Reputation: 3
When a TCP connection is established to the server, it prompts a question and waits for an answer for 3 seconds in while loop and then terminates. I need to send contents of the file to the server as a response to a prompt - so I would want to put them on the stdin.
I absolutely must wait, server first needs to ask a question and then I need to send result from a file back.
Is there a way to accomplish this task with pipes and netcat or something similar? Or do I have to adjust some basic tcp client program for my needs?
Edit Background: For a university assignment I need to overflow the buffer to get access to the server. I have constructed a string that does that successfully for the precompiled binary now I need to send that to the server. Simple copy paste wouldn't work since my string contains unprintable characters or characters that if encoded result in different hex values.

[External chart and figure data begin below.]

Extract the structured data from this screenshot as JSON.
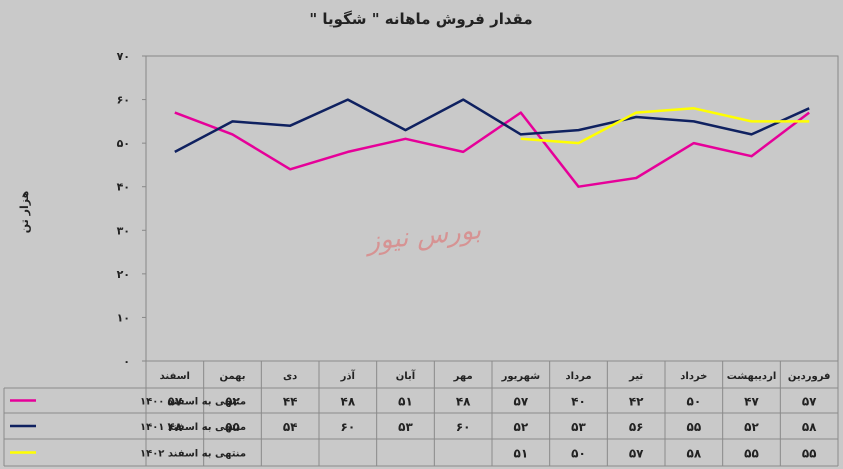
{
  "chart_data": {
    "type": "line",
    "title": "مقدار فروش ماهانه \" شگویا \"",
    "ylabel": "هزار تن",
    "ylim": [
      0,
      70
    ],
    "yticks": [
      "۰",
      "۱۰",
      "۲۰",
      "۳۰",
      "۴۰",
      "۵۰",
      "۶۰",
      "۷۰"
    ],
    "categories": [
      "اسفند",
      "بهمن",
      "دی",
      "آذر",
      "آبان",
      "مهر",
      "شهریور",
      "مرداد",
      "تیر",
      "خرداد",
      "اردیبهشت",
      "فروردین"
    ],
    "series": [
      {
        "name": "منتهی به اسفند ۱۴۰۰",
        "color": "#e60099",
        "values": [
          57,
          52,
          44,
          48,
          51,
          48,
          57,
          40,
          42,
          50,
          47,
          57
        ],
        "labels": [
          "۵۷",
          "۵۲",
          "۴۴",
          "۴۸",
          "۵۱",
          "۴۸",
          "۵۷",
          "۴۰",
          "۴۲",
          "۵۰",
          "۴۷",
          "۵۷"
        ]
      },
      {
        "name": "منتهی به اسفند ۱۴۰۱",
        "color": "#0f2160",
        "values": [
          48,
          55,
          54,
          60,
          53,
          60,
          52,
          53,
          56,
          55,
          52,
          58
        ],
        "labels": [
          "۴۸",
          "۵۵",
          "۵۴",
          "۶۰",
          "۵۳",
          "۶۰",
          "۵۲",
          "۵۳",
          "۵۶",
          "۵۵",
          "۵۲",
          "۵۸"
        ]
      },
      {
        "name": "منتهی به اسفند ۱۴۰۲",
        "color": "#ffff00",
        "values": [
          null,
          null,
          null,
          null,
          null,
          null,
          51,
          50,
          57,
          58,
          55,
          55
        ],
        "labels": [
          "",
          "",
          "",
          "",
          "",
          "",
          "۵۱",
          "۵۰",
          "۵۷",
          "۵۸",
          "۵۵",
          "۵۵"
        ]
      }
    ],
    "grid": false,
    "legend": "table-left"
  },
  "watermark": "بورس نیوز"
}
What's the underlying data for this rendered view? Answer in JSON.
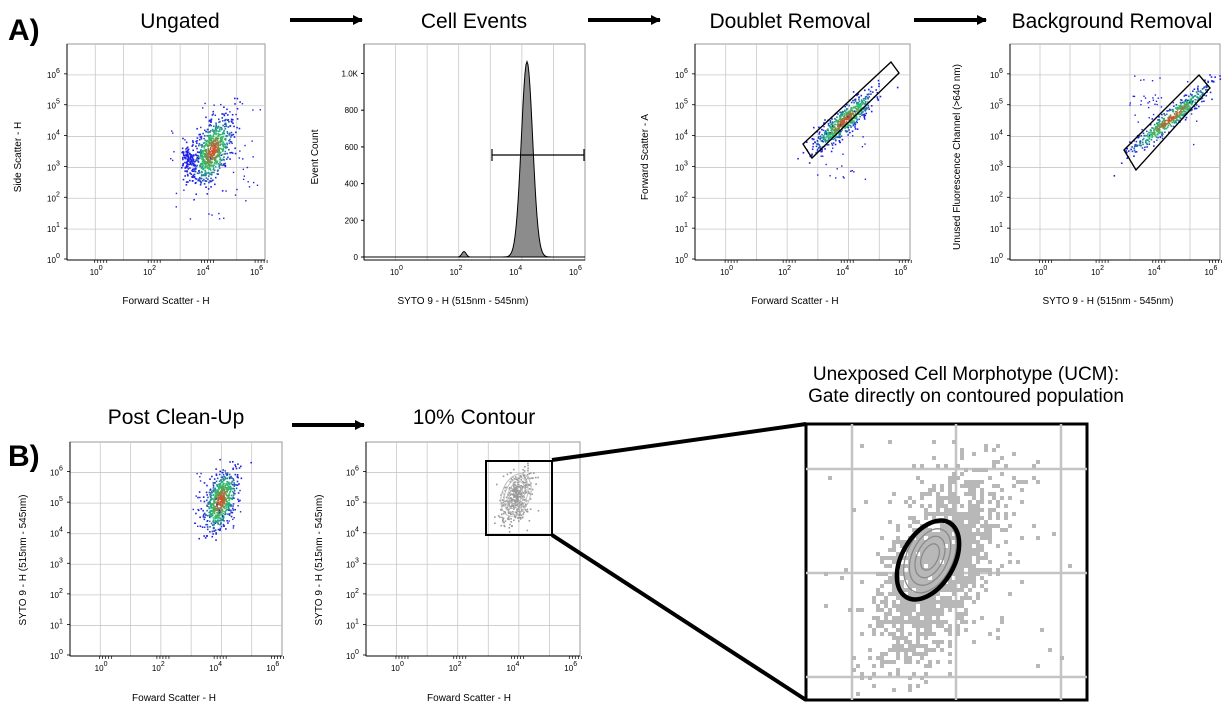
{
  "panel_a": {
    "label": "A)",
    "steps": [
      {
        "title": "Ungated",
        "ylabel": "Side Scatter - H",
        "xlabel": "Forward Scatter - H"
      },
      {
        "title": "Cell Events",
        "ylabel": "Event Count",
        "xlabel": "SYTO 9 - H (515nm - 545nm)",
        "yticks": [
          "0",
          "200",
          "400",
          "600",
          "800",
          "1.0K"
        ]
      },
      {
        "title": "Doublet Removal",
        "ylabel": "Forward Scatter - A",
        "xlabel": "Forward Scatter - H"
      },
      {
        "title": "Background Removal",
        "ylabel": "Unused Fluorescence Channel (>640 nm)",
        "xlabel": "SYTO 9 - H (515nm - 545nm)"
      }
    ]
  },
  "panel_b": {
    "label": "B)",
    "steps": [
      {
        "title": "Post Clean-Up",
        "ylabel": "SYTO 9 - H (515nm - 545nm)",
        "xlabel": "Foward Scatter - H"
      },
      {
        "title": "10% Contour",
        "ylabel": "SYTO 9 - H (515nm - 545nm)",
        "xlabel": "Foward Scatter - H"
      }
    ],
    "zoom_title_line1": "Unexposed Cell Morphotype (UCM):",
    "zoom_title_line2": "Gate directly on contoured population"
  },
  "log_tick_base": "10",
  "log_tick_exponents": [
    "0",
    "1",
    "2",
    "3",
    "4",
    "5",
    "6"
  ],
  "log_x_exponents": [
    "0",
    "2",
    "4",
    "6"
  ],
  "colors": {
    "frame": "#999999",
    "grid": "#c8c8c8",
    "histogram_fill": "#8c8c8c",
    "contour": "#9a9a9a",
    "density_low": "#1f1fe6",
    "density_mid": "#27c46b",
    "density_high": "#f53b1c"
  }
}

Edit Logfile for cat file | nc host port
Upvotes: 0
Views: 109
Reputation: 20718
You cannot do that with a simple shell pipe, as the flow through pipes is unidirectional. You can build loops with pipes, but not in a single command, and at that point, I’d just go for a simple TCP client application written in a programming language of your liking.
Upvotes: 0
Reputation: 1082
If I understand you want transfer one file from client to server throw netcast.
So in the server side you can do: nc -l 3333 > myfile.txt
and in the client side cat myfile.txt | nc localhost 3333
But I don't understand when you say "When a TCP connection is established to the server" actually it means nothing.